En el enorme vertedero de desdichas que llamamos Rusia, el sentimiento de orfandad es una virulenta carcoma ancestral, pero cada vez menos ajena a la vida en este otro lado, el supuestamente afortunado, de Europa, donde el hueco de la muerte o de la inexistencia de una imagen paterna amistosa es llenado por esa misma, sorda y corrosiva, búsqueda de la fuente de donde cada uno proviene. Asunto, por tanto, de alcance universal, extremadamente complejo pero resuelto por Chujrai con gran inteligencia y sorprendente sencillez. Hay cine importante dentro de este vivificador y divertido tragedión ruso, que contribuye a mantener en pie el arriesgado cambio de rumbo de la Mostra veneciana a que estamos asistiendo estos días.
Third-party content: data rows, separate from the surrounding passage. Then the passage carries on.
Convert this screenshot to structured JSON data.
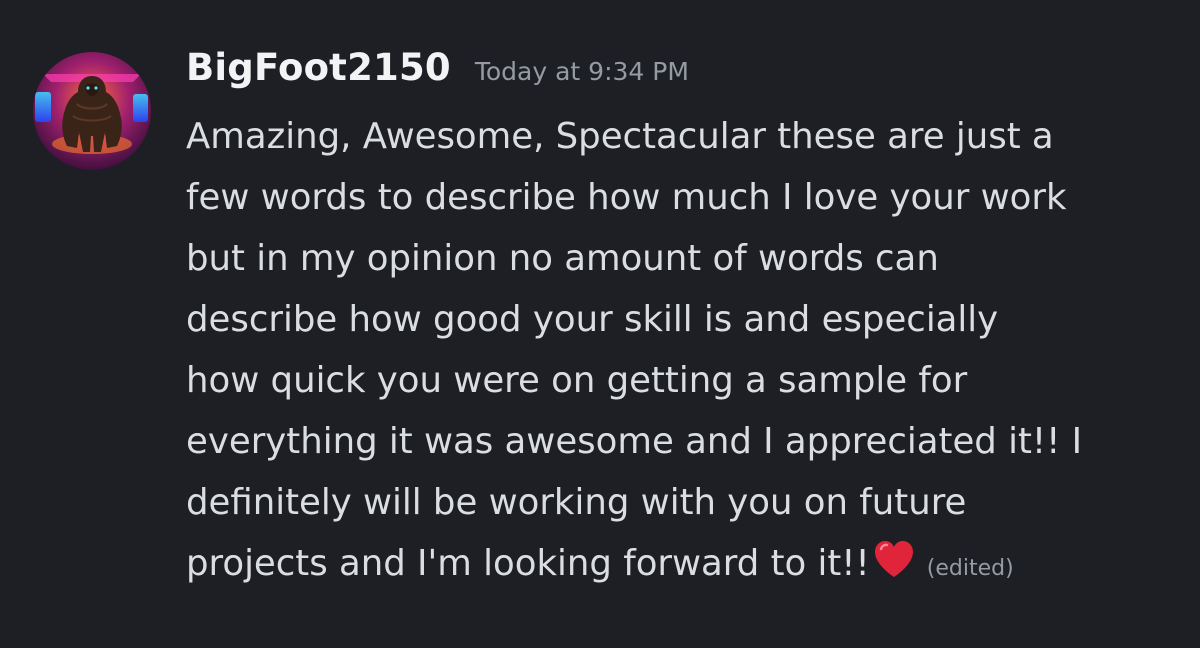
{
  "message": {
    "username": "BigFoot2150",
    "timestamp": "Today at 9:34 PM",
    "lines": [
      "Amazing, Awesome, Spectacular these are just a",
      "few words to describe how much I love your work",
      "but in my opinion no amount of words can",
      "describe how good your skill is and especially",
      "how quick you were on getting a sample for",
      "everything it was awesome and I appreciated it!! I",
      "definitely will be working with you on future",
      "projects and I'm looking forward to it!!"
    ],
    "emoji": "heart-emoji",
    "edited_label": "(edited)",
    "avatar_icon": "bigfoot-avatar-icon"
  },
  "colors": {
    "background": "#1e1f24",
    "username": "#f2f3f5",
    "timestamp": "#949ba4",
    "text": "#dbdee1",
    "heart": "#e0243a"
  }
}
Otra ayuda para sostener el nuevo enfoque de este festival ha llegado de Estados Unidos. Se titula One night stand y lo dirige el británico Mike Figgis. Es otra buena película, más ligera y contemporizadora que la anterior, pero igualmente concebida contra la corriente, a pecho descubierto. El director británico asesta en su nueva película otra patada en mal sitio a la sacrosanta ideología de la institución familiar estadounidense. Sin tanto desgarro y amargura como la que destiló en Leaving Las Vegas, Mike Figgis vuelve a insistir en la condición inevitablemente clandestina y subversiva del amor en una sociedad ensuciada por la limpieza del puritanismo y de la moral del gueto.
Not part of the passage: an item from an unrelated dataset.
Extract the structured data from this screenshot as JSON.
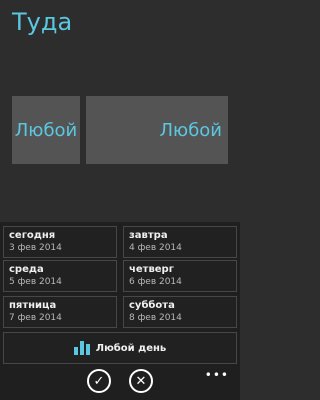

Con suavidad y dulzura, sin mover a sus personajes en una situación límite tan extremada como la que bordaban en la anterior película Nicholas Cage y Elizabeth Shue, One night stand es más de lo mismo. La alemana Nastassja Kinski -más bella que nunca- y el afroamericano -más actor que nunca- Wesley Snipes trenzan con elegancia y verdad, en las calles de una Nueva York invivible, los hilos de una auténtica pasión, pero no estridente, sino entonada a media voz, casi susurrada, pero no menos comprometida y en carne viva que aquella del alcohólico y la puta, ambos a la deriva, de Leaving Las Vegas.
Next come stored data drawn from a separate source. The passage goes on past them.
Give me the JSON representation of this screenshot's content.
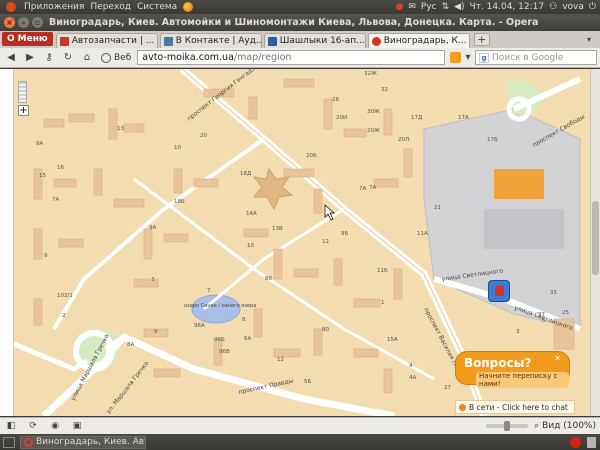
{
  "topbar": {
    "menu": [
      "Приложения",
      "Переход",
      "Система"
    ],
    "keyboard": "Рус",
    "datetime": "Чт. 14.04, 12:17",
    "user": "vova"
  },
  "window": {
    "title": "Виноградарь, Киев. Автомойки и Шиномонтажи Киева, Львова, Донецка. Карта. - Opera"
  },
  "tabbar": {
    "menu_label": "Меню",
    "tabs": [
      {
        "label": "Автозапчасти | ...",
        "color": "#c0392b"
      },
      {
        "label": "В Контакте | Ауд...",
        "color": "#4a76a8"
      },
      {
        "label": "Шашлыки 16-ап...",
        "color": "#2e5aa8"
      },
      {
        "label": "Виноградарь, К...",
        "color": "#d9351d"
      }
    ],
    "new_tab": "+"
  },
  "navbar": {
    "web_label": "Веб",
    "url_domain": "avto-moika.com.ua",
    "url_path": "/map/region",
    "search_placeholder": "Поиск в Google"
  },
  "map": {
    "streets": [
      "проспект Георгия Гонгадзе",
      "проспект Свободы",
      "улица Светлицкого",
      "улица Светлицкого",
      "проспект Василия Порика",
      "улица Маршала Гречко",
      "проспект Правды",
      "ул. Маршала Гречко"
    ],
    "lake_label": "озеро Синее / синего озера",
    "buildings": [
      "32Ж",
      "32",
      "28",
      "30Ж",
      "20И",
      "17Д",
      "20Ж",
      "20Л",
      "9А",
      "13",
      "20",
      "20Б",
      "10",
      "16",
      "18Д",
      "18Б",
      "7А",
      "15",
      "14А",
      "13В",
      "12",
      "9А",
      "9Б",
      "11А",
      "3",
      "7",
      "10",
      "88",
      "11Б",
      "1",
      "2",
      "102/1",
      "8А",
      "9",
      "96А",
      "96Б",
      "8",
      "96В",
      "80",
      "15А",
      "6А",
      "12",
      "7А",
      "5",
      "7А",
      "3",
      "37",
      "25",
      "35",
      "17А",
      "17Б",
      "4",
      "4А",
      "5Б",
      "21",
      "27",
      "9"
    ]
  },
  "chat": {
    "title": "Вопросы?",
    "subtitle": "Начните переписку с нами!",
    "status": "В сети - Click here to chat",
    "close": "✕"
  },
  "statusbar": {
    "zoom_label": "Вид (100%)"
  },
  "taskbar": {
    "item": "Виноградарь, Киев. Авт..."
  }
}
Ahora mueve Figgis no a dos habitantes de las cloacas de América, sino a dos pobladores de sus moquetas de alcurnia: una mujer lumbrera de un laboratorio de alta informática militar y un hombre lumbrera de un estudio de creación publicitaria. Dos aristócratas del modelo de vida estadounidense, ambos casados, que, tras encontrarse y -en una escena memorable- amarse, se convierten en focos naturales de subversión contra la impostura de que son modelos en sus vidas legales.

Obviamente, acaban eligiendo la huida a la clandestinidad, y sólo las innecesarias vueltas y revueltas que Mike Figgis les hace dar al final de su segundo y definitivo encuentro fallan en esta en lo demás bien medida película, que podría haber sido bastante mejor si su escritor, director y también músico -¡qué hermosísima banda sonora nos regala!- les hubiese dejado libres y sueltos para encarrilarse antes por donde era completamente evidente que lo harían.